Voting Rights Bill Fissures Dems: Adviser To Top Donor Says He Would 'Counter Mobilize'
KEY POINTS
- Mehlhorn said those working on the bill were "dragging my country off a cliff" — Politico
- He said the party was wasting resources on a bill that is unlikely to pass
- Democrats also see no prospects of amending the filibuster rules
As the Democrats' signature voting rights bill failed in Senate on Tuesday after Republicans blocked its advance, voices within Democratic elites against the For the People Act are now spilling out into the open.
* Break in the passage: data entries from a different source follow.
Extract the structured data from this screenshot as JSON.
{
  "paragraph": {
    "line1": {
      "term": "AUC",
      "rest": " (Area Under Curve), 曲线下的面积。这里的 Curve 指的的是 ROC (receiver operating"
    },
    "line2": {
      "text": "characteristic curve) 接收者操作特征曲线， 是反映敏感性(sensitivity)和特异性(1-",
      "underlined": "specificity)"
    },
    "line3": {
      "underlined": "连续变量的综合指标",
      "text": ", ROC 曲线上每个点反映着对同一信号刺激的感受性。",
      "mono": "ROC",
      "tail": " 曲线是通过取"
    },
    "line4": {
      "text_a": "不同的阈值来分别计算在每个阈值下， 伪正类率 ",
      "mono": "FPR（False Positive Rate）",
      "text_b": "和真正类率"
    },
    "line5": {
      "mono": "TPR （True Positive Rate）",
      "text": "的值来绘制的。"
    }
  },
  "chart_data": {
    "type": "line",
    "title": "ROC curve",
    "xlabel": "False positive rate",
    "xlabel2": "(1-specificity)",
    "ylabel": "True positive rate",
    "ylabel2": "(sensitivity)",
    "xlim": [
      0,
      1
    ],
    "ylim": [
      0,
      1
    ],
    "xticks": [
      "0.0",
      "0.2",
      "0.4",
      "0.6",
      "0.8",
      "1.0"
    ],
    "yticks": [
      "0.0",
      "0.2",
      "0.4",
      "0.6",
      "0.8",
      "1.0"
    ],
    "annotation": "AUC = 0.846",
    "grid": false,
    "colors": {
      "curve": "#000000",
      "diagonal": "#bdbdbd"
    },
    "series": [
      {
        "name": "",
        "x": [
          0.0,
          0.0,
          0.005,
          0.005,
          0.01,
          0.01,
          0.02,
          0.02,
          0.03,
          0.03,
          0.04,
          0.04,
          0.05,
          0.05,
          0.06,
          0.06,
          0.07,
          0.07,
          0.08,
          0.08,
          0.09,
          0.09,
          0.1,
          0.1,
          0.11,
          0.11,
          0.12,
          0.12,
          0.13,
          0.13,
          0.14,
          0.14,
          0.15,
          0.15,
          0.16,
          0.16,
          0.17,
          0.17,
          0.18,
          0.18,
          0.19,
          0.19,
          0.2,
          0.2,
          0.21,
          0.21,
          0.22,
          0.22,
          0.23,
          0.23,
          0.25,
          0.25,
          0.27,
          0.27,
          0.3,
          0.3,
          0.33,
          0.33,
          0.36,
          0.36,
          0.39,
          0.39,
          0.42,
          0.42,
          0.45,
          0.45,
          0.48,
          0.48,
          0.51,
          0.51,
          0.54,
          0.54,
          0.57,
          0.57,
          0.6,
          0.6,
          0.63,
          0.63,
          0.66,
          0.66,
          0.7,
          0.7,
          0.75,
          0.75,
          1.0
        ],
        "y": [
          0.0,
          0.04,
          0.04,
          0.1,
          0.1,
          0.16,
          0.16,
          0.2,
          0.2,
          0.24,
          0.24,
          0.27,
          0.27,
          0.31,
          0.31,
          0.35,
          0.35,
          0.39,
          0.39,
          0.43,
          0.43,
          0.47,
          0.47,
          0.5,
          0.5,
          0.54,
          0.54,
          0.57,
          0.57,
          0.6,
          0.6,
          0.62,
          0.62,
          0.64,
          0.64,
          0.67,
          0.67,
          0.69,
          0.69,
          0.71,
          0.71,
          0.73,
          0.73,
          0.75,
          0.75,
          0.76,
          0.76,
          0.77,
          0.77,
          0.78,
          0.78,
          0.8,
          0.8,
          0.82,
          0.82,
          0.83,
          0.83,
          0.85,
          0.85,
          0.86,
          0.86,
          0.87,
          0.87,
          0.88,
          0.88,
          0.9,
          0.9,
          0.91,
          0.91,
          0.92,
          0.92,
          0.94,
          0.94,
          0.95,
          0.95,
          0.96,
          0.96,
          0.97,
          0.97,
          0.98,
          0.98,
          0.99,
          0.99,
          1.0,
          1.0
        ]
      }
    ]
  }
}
A top donor adviser even said he would "counter mobilize" against the bill.
Senate Republicans defeated the procedural vote to open debate on the bill 50-50, leaving the legislation 10 votes short of what it needed to succeed.
While the Democrats managed to put up a united front in the chamber, fissures within their camp are beginning to get exposed. Politico on Tuesday reported that a political adviser to one of the Democratic Party’s biggest donors had privately "blasted party's prioritization of the bill."
The report said Dmitri Mehlhorn, an adviser to Democratic funder and LinkedIn co-founder Reid Hoffman, had reasoned to fellow donor advisers that "the attention being placed by activists and lawmakers on the For the People Act was setting the party up for failure."
Politico attributed the information to people involved in the discussions and emails that it obtained.
Mehlhorn said people working on the legislation were "dragging me and my country off a cliff" and suggested he would "counter mobilize" their efforts to garner support for the bill.
The bill, which aims to give the federal government control over elections and expand access to voting across the United States, is seen as an antidote to the new laws passed by many Republican-controlled states to restrict voting access.
While Democrats say this bill is "urgently necessary to save the country," Republicans have decried it as a "partisan power grab and federal overreach into state voting and election systems."
However, Mehlhorn's stiff language against the bill was met with resistance by some fellow donor advisors, who feel the camp should be united when it comes to the bill.
To this, Mehlhorn clarified that his objections were not to the "substance of the bill" but to the fact that the party was wasting time and political capital on legislation that is "unlikely to pass."
Democrats ought to be spending time on more achievable goals and those donors would be disillusioned after pouring money into a failed effort, the report quoted Mehlhorn.
In one of the emails, Mehlhorn talks about calling The Office of House Speaker Nancy Pelosi to express his concerns, but was told that "she remained confident of the strategy" and urged him to keep his fears private, the report said.
While Democrats now have no clear path for enacting voting rights reform, opposing voices like that of centrist Sen. Joe Manchin, D-W.Va., are likely to gain strength. Manchin had always been vocal about his opposition to the bill, though he voted in its favor Tuesday.